Here's how it works: Go to Google's News Archive site. Type in whatever you're curious about: Your name. Your hometown. Your address. Some historical event. Whatever you like. After you hit search, you'll see a list of dates on the left. Take one of those, or hit "other dates" and you can search within a date range.

For newspapers like the New York Times, you'll find an excerpt and, depending on the date, you may get to see the whole thing for free or may be asked to pay. Here's a story from 1875 on a theater riot in my neighborhood. Google sends me to the New York Times site, where I see an abstract, then I click on a link and get the PDF.

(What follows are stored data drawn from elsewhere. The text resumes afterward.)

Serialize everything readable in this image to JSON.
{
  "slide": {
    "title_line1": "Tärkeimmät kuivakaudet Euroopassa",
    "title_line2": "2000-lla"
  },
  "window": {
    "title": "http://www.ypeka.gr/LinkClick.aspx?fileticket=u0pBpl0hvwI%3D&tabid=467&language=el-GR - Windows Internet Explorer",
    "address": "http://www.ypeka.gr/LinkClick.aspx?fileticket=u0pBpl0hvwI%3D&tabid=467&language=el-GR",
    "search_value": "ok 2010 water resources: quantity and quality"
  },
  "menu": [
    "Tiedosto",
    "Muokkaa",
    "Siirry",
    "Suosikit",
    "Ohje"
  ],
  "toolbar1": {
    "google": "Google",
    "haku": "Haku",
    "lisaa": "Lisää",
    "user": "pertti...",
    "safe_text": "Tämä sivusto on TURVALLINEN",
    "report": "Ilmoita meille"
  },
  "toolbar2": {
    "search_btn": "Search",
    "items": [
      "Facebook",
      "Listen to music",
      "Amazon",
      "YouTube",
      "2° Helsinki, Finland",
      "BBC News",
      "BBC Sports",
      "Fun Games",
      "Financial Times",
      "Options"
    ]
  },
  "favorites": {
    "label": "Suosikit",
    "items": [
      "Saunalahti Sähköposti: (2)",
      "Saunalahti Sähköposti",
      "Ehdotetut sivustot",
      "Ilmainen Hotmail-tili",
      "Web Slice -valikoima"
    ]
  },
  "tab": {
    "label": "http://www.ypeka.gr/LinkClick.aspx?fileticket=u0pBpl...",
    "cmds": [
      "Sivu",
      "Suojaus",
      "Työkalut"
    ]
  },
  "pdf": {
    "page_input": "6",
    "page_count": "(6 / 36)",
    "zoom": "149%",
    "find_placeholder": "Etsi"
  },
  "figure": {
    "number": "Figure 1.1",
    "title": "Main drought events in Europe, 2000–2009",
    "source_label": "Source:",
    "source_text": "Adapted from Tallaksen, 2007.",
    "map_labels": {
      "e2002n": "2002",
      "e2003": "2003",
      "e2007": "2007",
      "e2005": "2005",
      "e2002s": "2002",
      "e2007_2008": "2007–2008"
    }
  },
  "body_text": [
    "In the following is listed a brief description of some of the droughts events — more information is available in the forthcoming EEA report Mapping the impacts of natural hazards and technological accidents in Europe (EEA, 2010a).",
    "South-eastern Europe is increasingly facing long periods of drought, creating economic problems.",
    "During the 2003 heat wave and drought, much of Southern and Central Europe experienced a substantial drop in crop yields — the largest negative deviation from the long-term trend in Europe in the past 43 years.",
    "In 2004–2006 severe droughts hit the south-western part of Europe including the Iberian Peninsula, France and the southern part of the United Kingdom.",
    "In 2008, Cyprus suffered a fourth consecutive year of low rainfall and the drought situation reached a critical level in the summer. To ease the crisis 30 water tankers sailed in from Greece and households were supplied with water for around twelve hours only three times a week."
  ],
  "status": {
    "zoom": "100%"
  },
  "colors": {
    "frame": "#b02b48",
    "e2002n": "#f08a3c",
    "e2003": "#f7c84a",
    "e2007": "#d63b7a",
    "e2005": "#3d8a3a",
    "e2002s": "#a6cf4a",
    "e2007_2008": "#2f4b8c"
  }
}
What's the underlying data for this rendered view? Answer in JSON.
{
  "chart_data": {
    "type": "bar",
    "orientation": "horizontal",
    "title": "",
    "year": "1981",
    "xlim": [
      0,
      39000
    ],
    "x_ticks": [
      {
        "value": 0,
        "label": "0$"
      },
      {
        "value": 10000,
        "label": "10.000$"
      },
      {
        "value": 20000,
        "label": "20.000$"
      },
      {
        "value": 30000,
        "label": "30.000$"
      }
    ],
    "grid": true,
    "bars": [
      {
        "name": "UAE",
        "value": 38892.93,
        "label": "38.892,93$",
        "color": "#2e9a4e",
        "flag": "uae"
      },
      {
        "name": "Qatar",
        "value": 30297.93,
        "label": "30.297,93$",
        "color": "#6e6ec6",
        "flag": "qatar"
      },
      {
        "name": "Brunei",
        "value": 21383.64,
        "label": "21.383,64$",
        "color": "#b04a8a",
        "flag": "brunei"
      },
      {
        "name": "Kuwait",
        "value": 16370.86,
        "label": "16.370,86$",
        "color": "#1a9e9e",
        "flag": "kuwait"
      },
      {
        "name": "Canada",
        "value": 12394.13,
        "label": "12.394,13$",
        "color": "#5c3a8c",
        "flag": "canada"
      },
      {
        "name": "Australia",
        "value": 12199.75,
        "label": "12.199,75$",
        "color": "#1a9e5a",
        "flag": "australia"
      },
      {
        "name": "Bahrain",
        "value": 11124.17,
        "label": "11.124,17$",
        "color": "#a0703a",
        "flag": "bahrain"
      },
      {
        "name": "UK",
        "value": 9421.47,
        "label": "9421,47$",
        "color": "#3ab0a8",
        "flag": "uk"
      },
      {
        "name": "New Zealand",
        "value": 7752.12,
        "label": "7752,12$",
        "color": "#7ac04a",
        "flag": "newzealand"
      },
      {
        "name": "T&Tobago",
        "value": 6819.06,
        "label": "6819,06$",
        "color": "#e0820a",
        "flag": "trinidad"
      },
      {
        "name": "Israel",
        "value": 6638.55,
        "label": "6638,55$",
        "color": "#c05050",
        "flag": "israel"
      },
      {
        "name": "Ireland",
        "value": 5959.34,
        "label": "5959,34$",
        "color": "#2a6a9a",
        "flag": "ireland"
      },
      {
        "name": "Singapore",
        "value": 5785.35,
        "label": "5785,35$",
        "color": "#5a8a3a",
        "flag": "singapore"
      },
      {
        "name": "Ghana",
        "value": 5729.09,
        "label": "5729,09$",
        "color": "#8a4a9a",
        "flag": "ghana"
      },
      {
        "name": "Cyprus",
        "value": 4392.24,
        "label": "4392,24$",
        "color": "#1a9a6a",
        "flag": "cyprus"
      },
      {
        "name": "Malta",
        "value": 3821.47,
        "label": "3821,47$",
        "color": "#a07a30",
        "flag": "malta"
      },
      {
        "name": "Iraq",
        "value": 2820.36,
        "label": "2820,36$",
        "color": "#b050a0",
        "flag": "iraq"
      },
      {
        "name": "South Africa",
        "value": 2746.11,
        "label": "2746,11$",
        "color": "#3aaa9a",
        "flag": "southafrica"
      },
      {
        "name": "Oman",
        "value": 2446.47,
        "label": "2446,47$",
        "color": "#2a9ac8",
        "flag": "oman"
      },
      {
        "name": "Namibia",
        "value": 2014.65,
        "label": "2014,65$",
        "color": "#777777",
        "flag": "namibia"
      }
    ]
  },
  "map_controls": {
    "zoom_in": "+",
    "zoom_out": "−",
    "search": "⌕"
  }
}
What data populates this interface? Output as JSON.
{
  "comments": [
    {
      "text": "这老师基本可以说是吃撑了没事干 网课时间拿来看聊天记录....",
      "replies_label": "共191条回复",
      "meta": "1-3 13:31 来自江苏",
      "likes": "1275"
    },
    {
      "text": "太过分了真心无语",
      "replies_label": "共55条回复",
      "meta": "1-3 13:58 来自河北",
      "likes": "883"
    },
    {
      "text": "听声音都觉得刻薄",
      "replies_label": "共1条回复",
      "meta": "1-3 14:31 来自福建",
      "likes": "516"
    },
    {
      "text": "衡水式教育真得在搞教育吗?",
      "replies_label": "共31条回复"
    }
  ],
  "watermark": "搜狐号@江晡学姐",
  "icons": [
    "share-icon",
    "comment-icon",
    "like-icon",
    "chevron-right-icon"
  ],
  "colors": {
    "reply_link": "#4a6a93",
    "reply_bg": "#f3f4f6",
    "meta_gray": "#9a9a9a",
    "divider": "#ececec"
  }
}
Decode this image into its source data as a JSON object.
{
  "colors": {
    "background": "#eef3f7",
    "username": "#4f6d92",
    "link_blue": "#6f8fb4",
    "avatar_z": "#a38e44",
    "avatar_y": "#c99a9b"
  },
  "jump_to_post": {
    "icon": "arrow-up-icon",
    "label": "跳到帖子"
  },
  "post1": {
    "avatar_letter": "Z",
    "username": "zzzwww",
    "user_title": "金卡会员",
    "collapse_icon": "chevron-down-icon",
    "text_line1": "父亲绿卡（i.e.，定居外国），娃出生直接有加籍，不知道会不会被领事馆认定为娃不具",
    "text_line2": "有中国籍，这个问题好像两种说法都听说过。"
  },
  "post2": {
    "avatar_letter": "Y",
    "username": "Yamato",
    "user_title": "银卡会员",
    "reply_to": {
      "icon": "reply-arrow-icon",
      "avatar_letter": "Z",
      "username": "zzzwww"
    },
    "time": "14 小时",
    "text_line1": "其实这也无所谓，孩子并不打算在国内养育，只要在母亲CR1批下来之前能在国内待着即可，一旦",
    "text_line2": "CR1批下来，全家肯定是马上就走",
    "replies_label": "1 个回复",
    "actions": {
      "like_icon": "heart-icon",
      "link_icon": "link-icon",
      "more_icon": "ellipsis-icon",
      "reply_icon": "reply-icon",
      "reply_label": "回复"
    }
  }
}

The Times seems to be more generous than a lot of newspapers. If I want to see a 1934 article from the Washington Post on Cary Grant's divorce, it'll cost me $4. I get an excerpt about the "English beauty" charging "extreme cruelty" for free.
When you put in your name, you'll find newspaper stories and then documents from Ancestry.com, which would like you to sign up for a subscription. I found a draft registration card from my grandfather. Or, I first thought it was a registration card for him, but it was just a generic sample from Ancestry.com with a little text information on my grandfather. But to see the real thing I would have to subscribe.

I had thought this would be yet another way Google was going to be taking revenue from newspapers. Now I see it's a way Google may be funneling viewers to newspaper sites.